Auch in Bezug auf die calvinistische Internationale kann Conner seine These von der relativen Autonomie Montaubans verfolgen. Zwar zeigt er überzeugend, dass der französische Süden vor allem durch den Mangel an eigenen Druckerpressen mit dem internationalen Buchhandel und damit auch mit der ideologischen Meinungsführerschaft Genfs und La Rochelles notgedrungen vernetzt sein musste. Doch bewirkte wiederum die starke indigene Natur der Geistlichkeit eine gewisse Unabhängigkeit von diesen Einflüssen. Vor allem war Montauban beinahe gänzlich von der konfessionellen Migration innerhalb der calvinistischen Internationalen ausgenommen. Dies hatte - so argumentiert Conner überzeugend - nicht nur soziale, sondern vor allem auch ideologische Folgen. Die "acute experience of exile, massacre and martyrdom" (215) blieb der Stadt erspart, sodass die konfessionelle Identität ein weiteres Mal vor allem in lokaler Abgrenzung zum katholischen Umland mit seinem Zentrum Toulouse entworfen werden musste.
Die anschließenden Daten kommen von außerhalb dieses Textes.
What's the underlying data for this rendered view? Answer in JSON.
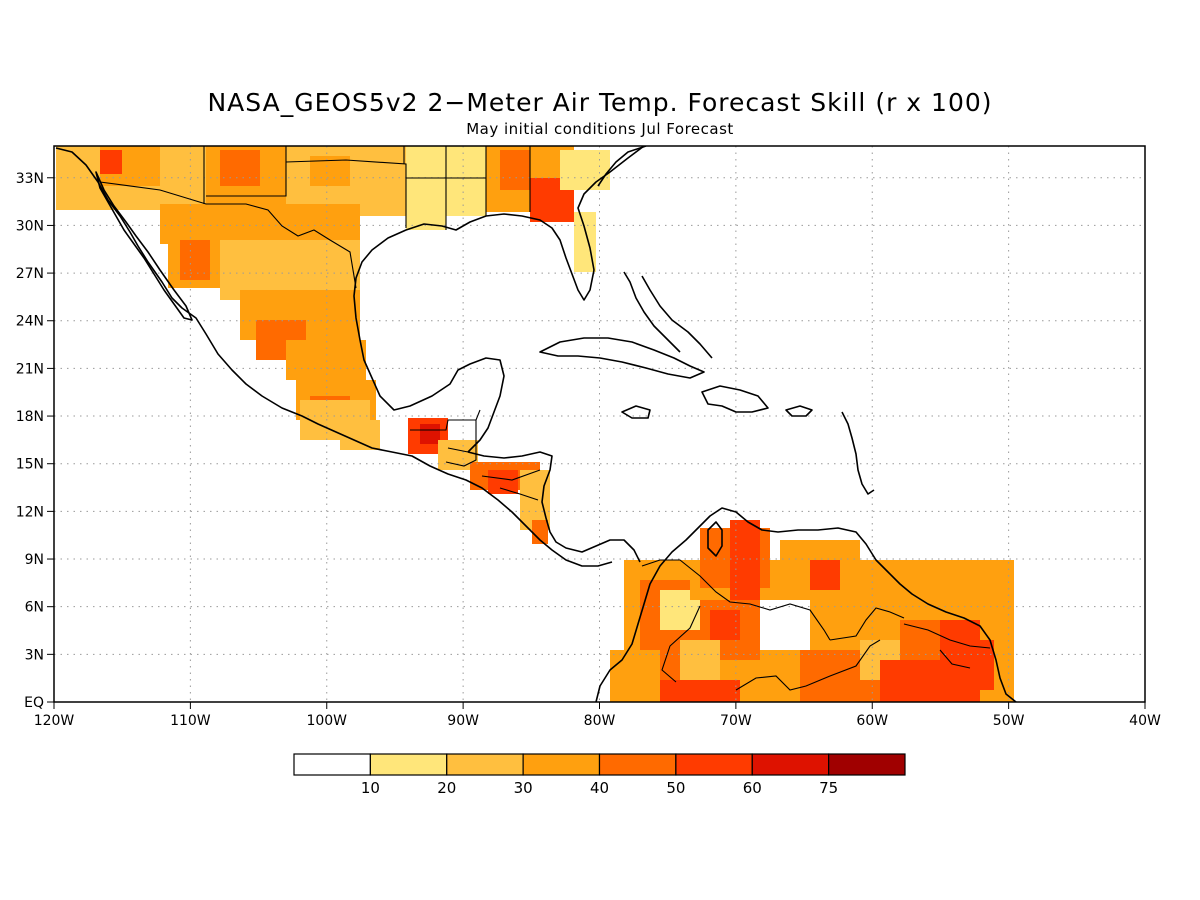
{
  "title": "NASA_GEOS5v2 2−Meter Air Temp. Forecast Skill (r x 100)",
  "subtitle": "May initial conditions   Jul Forecast",
  "colors": {
    "level_0": "#ffffff",
    "level_1": "#ffe67a",
    "level_2": "#ffbf3f",
    "level_3": "#ffa00f",
    "level_4": "#ff6a00",
    "level_5": "#ff3b00",
    "level_6": "#de1200",
    "level_7": "#a00000"
  },
  "chart_data": {
    "type": "heatmap",
    "x_ticks": [
      "120W",
      "110W",
      "100W",
      "90W",
      "80W",
      "70W",
      "60W",
      "50W",
      "40W"
    ],
    "y_ticks": [
      "EQ",
      "3N",
      "6N",
      "9N",
      "12N",
      "15N",
      "18N",
      "21N",
      "24N",
      "27N",
      "30N",
      "33N"
    ],
    "lon_range": [
      -120,
      -40
    ],
    "lat_range": [
      0,
      35
    ],
    "colorbar": {
      "labels": [
        "10",
        "20",
        "30",
        "40",
        "50",
        "60",
        "75"
      ],
      "bounds": [
        10,
        20,
        30,
        40,
        50,
        60,
        75
      ]
    },
    "grid": true
  }
}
Philip Connors umsichtige, methodisch reflektierte und dabei angenehm unaufdringliche Studie belegt somit vor allem die Notwendigkeit zu differenzieren: zwischen lokalen, regionalen und überregionalen Entwicklungen. So erweist sich Montauban als ein weiterer ganz spezifischer Fall in der immer vielschichtigeren Geschichte der französischen Religionskriege. Dass eine solche Differenzierung aber zugleich erst vor dem Hintergrund der umfassenden Kenntnis der anderen ganz spezifischen Fälle möglich ist, zeigt Connors souveränes Buch en passant auch noch.

Anmerkungen:

[1] Vergleiche Philip Benedict: Rouen during the Wars of Religion, Cambridge 1981; Kevin C. Robbins: City on the Ocean Sea: La Rochelle 1530-1650. Urban Society, Religion and Politics on the French Atlantic Frontier, Leiden u.a. 1997.

[2] Vergleiche Arthur Herman: The Huguneot Republic and Antirepublicanism in Seventeenth-Century France, in: Journal of the History of Ideas 53 (1992), 249-269.